Otoritas setempat melaporkan sedikitnya belasan orang meninggal dunia dan ratusan lainnya mengalami luka-luka akibat runtuhan bangunan, tanah longsor, serta berbagai insiden yang dipicu oleh guncangan kuat tersebut. Tim penyelamat masih melakukan pencarian terhadap warga yang diduga tertimbun reruntuhan.
Gempa juga memicu peringatan tsunami di Filipina dan beberapa negara tetangga. Warga yang tinggal di kawasan pesisir sempat dievakuasi ke tempat yang lebih tinggi sebagai langkah antisipasi terhadap kemungkinan gelombang besar.
Selain menimbulkan korban jiwa, gempa menyebabkan kerusakan pada gedung, sekolah, rumah ibadah, pusat perbelanjaan, serta gangguan listrik dan telekomunikasi di sejumlah wilayah terdampak. Aktivitas belajar mengajar di daerah terdampak juga dihentikan sementara.

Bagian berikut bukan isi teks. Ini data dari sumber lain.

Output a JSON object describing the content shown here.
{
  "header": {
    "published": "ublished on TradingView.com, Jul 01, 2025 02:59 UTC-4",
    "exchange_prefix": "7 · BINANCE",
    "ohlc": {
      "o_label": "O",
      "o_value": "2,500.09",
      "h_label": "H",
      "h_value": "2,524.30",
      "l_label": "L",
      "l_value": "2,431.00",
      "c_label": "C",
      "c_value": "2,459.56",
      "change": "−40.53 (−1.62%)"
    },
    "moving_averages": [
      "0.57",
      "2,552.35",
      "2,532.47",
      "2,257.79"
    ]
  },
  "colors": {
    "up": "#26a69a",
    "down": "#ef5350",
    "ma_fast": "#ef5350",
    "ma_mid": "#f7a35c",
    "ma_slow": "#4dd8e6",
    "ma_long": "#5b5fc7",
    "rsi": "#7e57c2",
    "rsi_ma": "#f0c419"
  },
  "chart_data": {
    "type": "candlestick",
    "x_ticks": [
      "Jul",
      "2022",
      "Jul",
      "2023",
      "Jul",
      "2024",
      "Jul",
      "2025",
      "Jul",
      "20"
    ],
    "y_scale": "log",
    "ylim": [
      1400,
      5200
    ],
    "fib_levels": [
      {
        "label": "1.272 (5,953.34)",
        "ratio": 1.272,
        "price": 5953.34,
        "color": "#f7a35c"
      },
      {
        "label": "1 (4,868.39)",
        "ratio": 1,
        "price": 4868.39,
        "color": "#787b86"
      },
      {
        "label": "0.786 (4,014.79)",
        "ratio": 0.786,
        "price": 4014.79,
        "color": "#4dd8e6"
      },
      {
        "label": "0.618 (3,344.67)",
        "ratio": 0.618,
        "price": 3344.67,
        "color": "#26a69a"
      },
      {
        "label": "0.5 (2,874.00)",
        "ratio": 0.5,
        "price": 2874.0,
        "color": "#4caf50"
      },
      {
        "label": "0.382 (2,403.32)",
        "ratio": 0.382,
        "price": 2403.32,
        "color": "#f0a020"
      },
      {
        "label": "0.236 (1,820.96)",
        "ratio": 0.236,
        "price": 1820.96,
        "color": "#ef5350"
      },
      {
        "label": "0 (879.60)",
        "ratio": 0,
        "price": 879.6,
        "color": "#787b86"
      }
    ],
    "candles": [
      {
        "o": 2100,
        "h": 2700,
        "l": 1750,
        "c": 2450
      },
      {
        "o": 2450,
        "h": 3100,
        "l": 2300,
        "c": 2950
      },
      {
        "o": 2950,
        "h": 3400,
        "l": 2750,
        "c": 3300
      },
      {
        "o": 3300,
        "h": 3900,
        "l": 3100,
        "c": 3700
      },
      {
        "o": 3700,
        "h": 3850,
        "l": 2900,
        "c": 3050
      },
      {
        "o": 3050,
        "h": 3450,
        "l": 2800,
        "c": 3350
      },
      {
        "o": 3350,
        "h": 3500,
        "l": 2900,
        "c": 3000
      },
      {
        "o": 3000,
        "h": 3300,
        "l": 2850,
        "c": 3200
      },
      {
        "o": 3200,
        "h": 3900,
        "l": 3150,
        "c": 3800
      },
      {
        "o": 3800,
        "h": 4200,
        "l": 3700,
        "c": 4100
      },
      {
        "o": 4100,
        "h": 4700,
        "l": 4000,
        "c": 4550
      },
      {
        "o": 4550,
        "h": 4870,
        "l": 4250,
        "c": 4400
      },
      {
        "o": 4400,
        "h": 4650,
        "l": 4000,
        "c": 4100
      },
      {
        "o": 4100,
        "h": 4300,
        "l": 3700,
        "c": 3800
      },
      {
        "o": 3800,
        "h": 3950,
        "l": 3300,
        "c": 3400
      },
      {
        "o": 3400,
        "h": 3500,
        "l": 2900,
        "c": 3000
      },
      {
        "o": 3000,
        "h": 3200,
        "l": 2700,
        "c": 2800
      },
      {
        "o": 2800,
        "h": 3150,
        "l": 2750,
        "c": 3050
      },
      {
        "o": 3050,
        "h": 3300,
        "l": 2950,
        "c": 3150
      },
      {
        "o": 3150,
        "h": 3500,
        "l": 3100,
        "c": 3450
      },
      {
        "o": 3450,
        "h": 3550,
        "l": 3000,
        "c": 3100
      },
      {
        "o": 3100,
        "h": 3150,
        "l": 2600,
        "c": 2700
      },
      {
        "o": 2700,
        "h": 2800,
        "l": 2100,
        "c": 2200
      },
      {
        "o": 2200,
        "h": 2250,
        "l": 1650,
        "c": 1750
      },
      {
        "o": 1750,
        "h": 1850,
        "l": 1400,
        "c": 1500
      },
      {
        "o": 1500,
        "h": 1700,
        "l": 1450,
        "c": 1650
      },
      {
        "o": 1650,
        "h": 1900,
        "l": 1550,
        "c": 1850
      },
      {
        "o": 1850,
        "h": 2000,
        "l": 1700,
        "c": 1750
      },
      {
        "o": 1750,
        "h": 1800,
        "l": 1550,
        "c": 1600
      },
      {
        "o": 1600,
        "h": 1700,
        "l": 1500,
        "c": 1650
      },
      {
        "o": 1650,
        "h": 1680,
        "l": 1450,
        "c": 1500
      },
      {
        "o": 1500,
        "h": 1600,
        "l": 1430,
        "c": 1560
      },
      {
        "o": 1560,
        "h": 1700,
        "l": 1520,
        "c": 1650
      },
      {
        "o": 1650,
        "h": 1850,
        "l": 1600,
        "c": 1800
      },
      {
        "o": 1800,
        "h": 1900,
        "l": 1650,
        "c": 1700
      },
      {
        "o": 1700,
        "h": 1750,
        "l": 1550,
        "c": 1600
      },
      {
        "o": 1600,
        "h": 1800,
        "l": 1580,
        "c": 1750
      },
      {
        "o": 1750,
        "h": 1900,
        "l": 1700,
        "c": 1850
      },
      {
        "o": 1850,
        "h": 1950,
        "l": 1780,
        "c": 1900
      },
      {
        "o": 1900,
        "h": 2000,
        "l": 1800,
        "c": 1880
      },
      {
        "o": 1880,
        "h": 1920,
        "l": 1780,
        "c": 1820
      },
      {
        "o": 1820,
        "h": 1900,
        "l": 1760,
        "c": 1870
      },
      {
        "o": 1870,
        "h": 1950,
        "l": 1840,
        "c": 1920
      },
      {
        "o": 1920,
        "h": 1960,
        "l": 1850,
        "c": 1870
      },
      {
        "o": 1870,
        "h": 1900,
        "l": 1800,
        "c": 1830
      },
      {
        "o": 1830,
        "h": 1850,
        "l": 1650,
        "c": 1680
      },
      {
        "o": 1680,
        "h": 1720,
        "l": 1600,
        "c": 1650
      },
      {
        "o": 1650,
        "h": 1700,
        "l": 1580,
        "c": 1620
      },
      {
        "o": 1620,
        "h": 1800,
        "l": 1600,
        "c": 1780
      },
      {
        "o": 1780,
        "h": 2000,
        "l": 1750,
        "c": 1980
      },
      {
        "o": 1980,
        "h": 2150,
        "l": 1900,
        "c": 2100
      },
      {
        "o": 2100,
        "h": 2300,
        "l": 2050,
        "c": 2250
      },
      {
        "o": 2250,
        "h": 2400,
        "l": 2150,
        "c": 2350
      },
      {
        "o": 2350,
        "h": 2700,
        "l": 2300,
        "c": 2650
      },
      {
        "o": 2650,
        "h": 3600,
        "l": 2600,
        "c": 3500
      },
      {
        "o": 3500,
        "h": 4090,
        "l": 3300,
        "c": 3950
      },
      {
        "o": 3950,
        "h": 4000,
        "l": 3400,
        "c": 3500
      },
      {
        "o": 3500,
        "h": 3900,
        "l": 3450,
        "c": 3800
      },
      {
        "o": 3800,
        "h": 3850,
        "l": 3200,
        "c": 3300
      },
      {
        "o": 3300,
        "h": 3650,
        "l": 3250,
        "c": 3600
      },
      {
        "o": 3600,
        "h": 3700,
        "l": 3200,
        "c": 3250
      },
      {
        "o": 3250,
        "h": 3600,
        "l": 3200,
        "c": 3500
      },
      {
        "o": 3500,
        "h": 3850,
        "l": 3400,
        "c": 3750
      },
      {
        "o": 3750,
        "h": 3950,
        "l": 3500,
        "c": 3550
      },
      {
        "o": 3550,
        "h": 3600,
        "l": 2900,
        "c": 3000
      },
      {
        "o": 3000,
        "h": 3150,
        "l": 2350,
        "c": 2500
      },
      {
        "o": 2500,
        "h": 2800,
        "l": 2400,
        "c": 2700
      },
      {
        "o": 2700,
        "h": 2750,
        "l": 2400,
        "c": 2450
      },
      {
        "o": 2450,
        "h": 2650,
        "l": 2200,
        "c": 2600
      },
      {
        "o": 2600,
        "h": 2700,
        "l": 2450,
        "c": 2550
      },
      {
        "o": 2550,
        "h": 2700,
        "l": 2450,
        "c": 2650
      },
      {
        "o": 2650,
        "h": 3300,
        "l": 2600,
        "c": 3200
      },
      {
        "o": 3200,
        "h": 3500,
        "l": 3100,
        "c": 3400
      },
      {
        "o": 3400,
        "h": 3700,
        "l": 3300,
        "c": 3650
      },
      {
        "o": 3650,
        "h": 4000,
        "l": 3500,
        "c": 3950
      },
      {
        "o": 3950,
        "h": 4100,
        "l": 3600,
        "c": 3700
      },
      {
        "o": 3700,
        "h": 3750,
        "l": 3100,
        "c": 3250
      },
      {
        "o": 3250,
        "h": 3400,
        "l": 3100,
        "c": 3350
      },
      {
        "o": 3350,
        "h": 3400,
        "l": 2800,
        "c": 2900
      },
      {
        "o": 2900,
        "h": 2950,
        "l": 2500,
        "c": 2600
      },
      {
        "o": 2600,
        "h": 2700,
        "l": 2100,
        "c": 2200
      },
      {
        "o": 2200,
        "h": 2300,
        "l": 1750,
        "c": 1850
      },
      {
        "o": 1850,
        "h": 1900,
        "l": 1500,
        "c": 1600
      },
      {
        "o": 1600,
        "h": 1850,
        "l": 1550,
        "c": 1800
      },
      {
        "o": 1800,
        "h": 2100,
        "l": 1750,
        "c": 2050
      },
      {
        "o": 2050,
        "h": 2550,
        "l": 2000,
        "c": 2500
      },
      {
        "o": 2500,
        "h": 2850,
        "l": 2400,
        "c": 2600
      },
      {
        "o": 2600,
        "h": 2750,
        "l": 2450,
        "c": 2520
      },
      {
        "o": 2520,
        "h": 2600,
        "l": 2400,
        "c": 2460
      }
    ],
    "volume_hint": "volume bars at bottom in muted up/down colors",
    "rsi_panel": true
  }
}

Pemerintah Filipina telah mengerahkan personel tanggap darurat dan bantuan kemanusiaan ke wilayah terdampak. Sementara itu, BMKG menyatakan peringatan dini tsunami yang sempat diberlakukan di beberapa wilayah Indonesia akibat gempa tersebut kini telah berakhir setelah kondisi laut kembali normal.